The Trump administration is exploring how it can keep more than $3 billion in foreign aid from being spent, but the leaders of the Senate Foreign Relations Committee say they'll fight to keep the assistance to other countries in place.
What's the deal?
In early August, the Office of Management and Budget asked the State Department and the U.S. Agency for International Development to provide a breakdown of foreign aid projects that had already been approved by Congress but not yet funded.
OMB chief Mick Mulvaney is reportedly behind the move, which would largely entail withholding payments to the United Nations.
According to the Washington Post, the OMB's instructions were sent in a memo — the contents of which were leaked to several outlets.
The memo purportedly states administration plans to eliminate what it considers unnecessary international assistance, saying, "If Congress fails to take action to release the funds, they will remain on hold until the end of the fiscal year ... then be returned to the Treasury."
If successful, it wouldn't be the first time the Trump administration has moved to trim payments to other countries. In December, U.S. Ambassador to the U.N. Nikki Haley announced that America would cut its contribution to the global body by $285 million. In May, Haley said America would also be capping its bankrolling of the organization's peacekeeping operations.
So, what's the problem?
Senate Foreign Relations Chairman Bob Corker (R-Tenn.) vowed Thursday to push back if the administration seeks to freeze the funds.
"I don't know how they can do that legally, but we certainly look forward to seeing how to counter that, if that's the case," Corker said at a hearing.
During the same panel discussion, ranking Democrat Sen.

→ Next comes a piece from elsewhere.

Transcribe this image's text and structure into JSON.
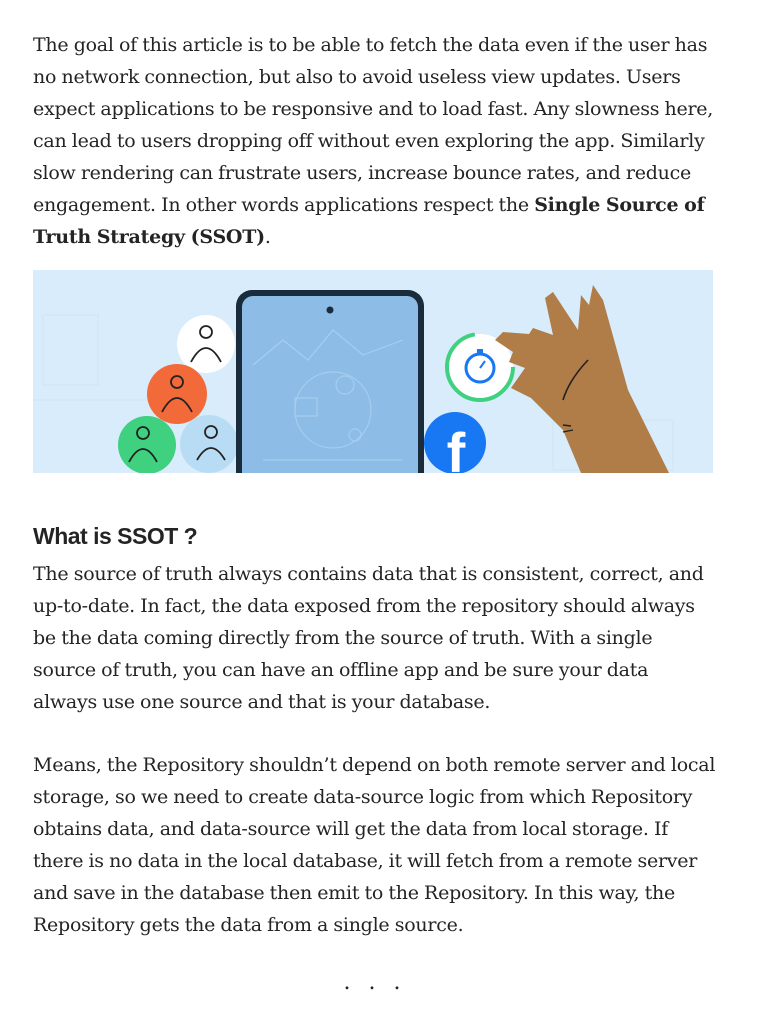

Bob Menendez (N.J.) threatened to hold up the confirmation of future President Donald Trump appointees if the Mulvaney plan moved forward.
"If they do it in the way that they're going to ... in essence it effectuates a cut without Congress being able to act, then I have to look at the nominations in a whole different light," Menendez said.
Corker later told the Post that rescinding the funds from other countries would be "a step of bad faith."
The OMB refused to address the matter. One official told Politico, "We do not comment on alleged leaks and will not discuss deliberative and pre-decisional information."